I wept as I memorized every detail of his face: his nose, ears, and delicate features resembling his father’s. His tiny fingers and toes were perfect. Even with those cherished moments and the photographs we took, I still harbor regrets. I wish I had held him longer, taken more photos, and had a picture of both of us together with him. The moment I hesitated to kiss him when I noticed blood on his forehead haunts me; I never got to kiss my child, and that sorrow feels insurmountable.

Facing the Reality

To some, my son’s photos may be difficult to view. He stopped growing at 16 weeks and 5 days, and his appearance was not that of a healthy, chubby baby. The umbilical cord had wrapped around his neck, leaving him with a swollen head and neck. The photos were taken about four hours after my delivery, so the environment had already begun to affect his fragile body.
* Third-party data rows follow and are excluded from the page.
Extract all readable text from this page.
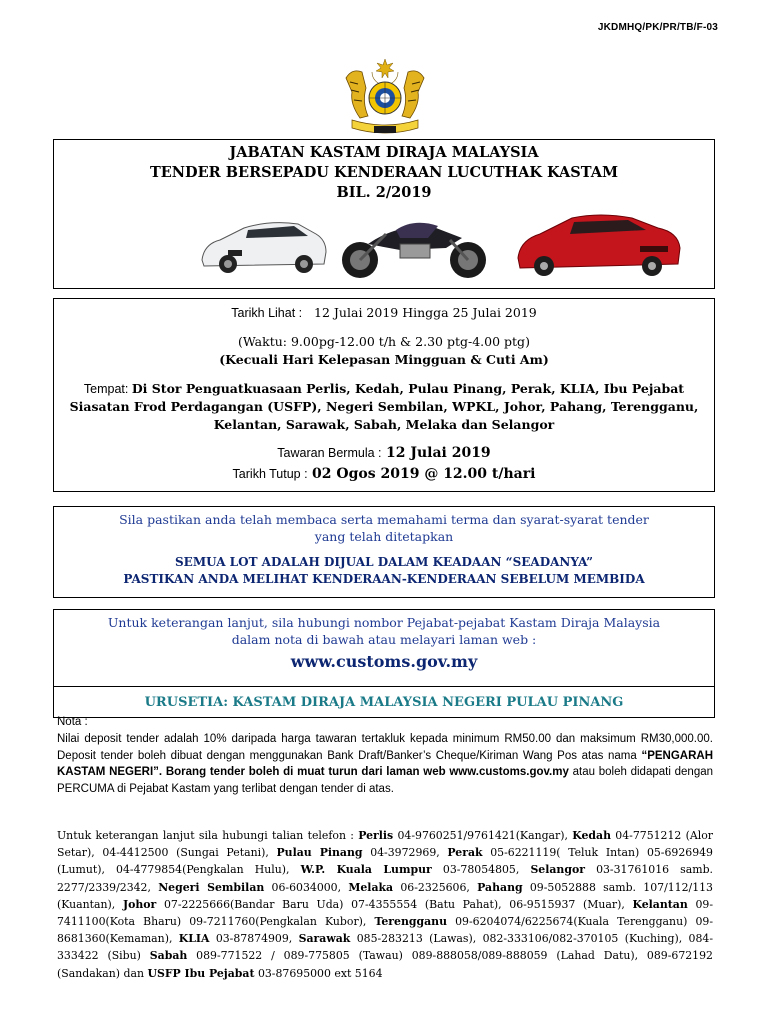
JKDMHQ/PK/PR/TB/F-03
JABATAN KASTAM DIRAJA MALAYSIA
TENDER BERSEPADU KENDERAAN LUCUTHAK KASTAM
BIL. 2/2019
Tarikh Lihat : 12 Julai 2019 Hingga 25 Julai 2019
(Waktu: 9.00pg-12.00 t/h & 2.30 ptg-4.00 ptg)
(Kecuali Hari Kelepasan Mingguan & Cuti Am)
Tempat: Di Stor Penguatkuasaan Perlis, Kedah, Pulau Pinang, Perak, KLIA, Ibu Pejabat
Siasatan Frod Perdagangan (USFP), Negeri Sembilan, WPKL, Johor, Pahang, Terengganu,
Kelantan, Sarawak, Sabah, Melaka dan Selangor
Tawaran Bermula : 12 Julai 2019
Tarikh Tutup : 02 Ogos 2019 @ 12.00 t/hari
Sila pastikan anda telah membaca serta memahami terma dan syarat-syarat tender
yang telah ditetapkan
SEMUA LOT ADALAH DIJUAL DALAM KEADAAN “SEADANYA”
PASTIKAN ANDA MELIHAT KENDERAAN-KENDERAAN SEBELUM MEMBIDA
Untuk keterangan lanjut, sila hubungi nombor Pejabat-pejabat Kastam Diraja Malaysia
dalam nota di bawah atau melayari laman web :
www.customs.gov.my
URUSETIA: KASTAM DIRAJA MALAYSIA NEGERI PULAU PINANG
Nota :
Nilai deposit tender adalah 10% daripada harga tawaran tertakluk kepada minimum RM50.00 dan maksimum RM30,000.00. Deposit tender boleh dibuat dengan menggunakan Bank Draft/Banker’s Cheque/Kiriman Wang Pos atas nama “PENGARAH KASTAM NEGERI”. Borang tender boleh di muat turun dari laman web www.customs.gov.my atau boleh didapati dengan PERCUMA di Pejabat Kastam yang terlibat dengan tender di atas.
Untuk keterangan lanjut sila hubungi talian telefon : Perlis 04-9760251/9761421(Kangar), Kedah 04-7751212 (Alor Setar), 04-4412500 (Sungai Petani), Pulau Pinang 04-3972969, Perak 05-6221119( Teluk Intan) 05-6926949 (Lumut), 04-4779854(Pengkalan Hulu), W.P. Kuala Lumpur 03-78054805, Selangor 03-31761016 samb. 2277/2339/2342, Negeri Sembilan 06-6034000, Melaka 06-2325606, Pahang 09-5052888 samb. 107/112/113 (Kuantan), Johor 07-2225666(Bandar Baru Uda) 07-4355554 (Batu Pahat), 06-9515937 (Muar), Kelantan 09-7411100(Kota Bharu) 09-7211760(Pengkalan Kubor), Terengganu 09-6204074/6225674(Kuala Terengganu) 09-8681360(Kemaman), KLIA 03-87874909, Sarawak 085-283213 (Lawas), 082-333106/082-370105 (Kuching), 084-333422 (Sibu) Sabah 089-771522 / 089-775805 (Tawau) 089-888058/089-888059 (Lahad Datu), 089-672192 (Sandakan) dan USFP Ibu Pejabat 03-87695000 ext 5164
We were cautious during the days and weeks following our loss. We were advised that our photos might be too distressing for some friends and family. Many people simply wouldn’t understand, and we were told that showing them to children could lead to uncomfortable explanations. We didn’t share them unless specifically asked.

We could empathize with why some might find our photos unsettling: James was a tiny, lifeless baby. But to us, they are our son, with his hands sweetly crossed over his belly. He was our baby.

Confronting My Fears

A growing emptiness has begun to fill my heart in the weeks since our loss. The ache grows more profound with each passing day, making it hard to breathe. I feel excluded; I didn’t receive my “mom justice”—the right to share and celebrate my son with the world. I want everyone to know about him.

As the saying goes, if it’s not shared on social media, did it even happen?

For a long time, I hesitated to share his photos. That changed after an interaction with a public figure, Sarah Lane, who also experienced a loss at 17 weeks. She bravely shared her story on a social media platform, which inspired me. Her post reached thousands of people, raising awareness about miscarriage, stillbirth, and infant loss.

By sharing my son’s story and his photos, I hope to alleviate some of the emptiness I feel. I’m ready to confront my fears of anger and jealousy. I am tired of feeling this way.

We have just four photos of our son. That’s it. We will never have his first Halloween photo or a picture of him trying solid foods—only these four precious images that we feel comfortable sharing.

Julia Thompson

Summary

Julia shares her emotional journey of grappling with the decision to share photos of her stillborn son, James. Initially afraid of judgment and societal stigma surrounding stillbirth, she ultimately finds courage through encouragement from her husband and a compassionate nurse. By documenting her experience, she aims to raise awareness around the realities of miscarriage and stillbirth, confronting her fears and allowing herself to honor her son’s brief life.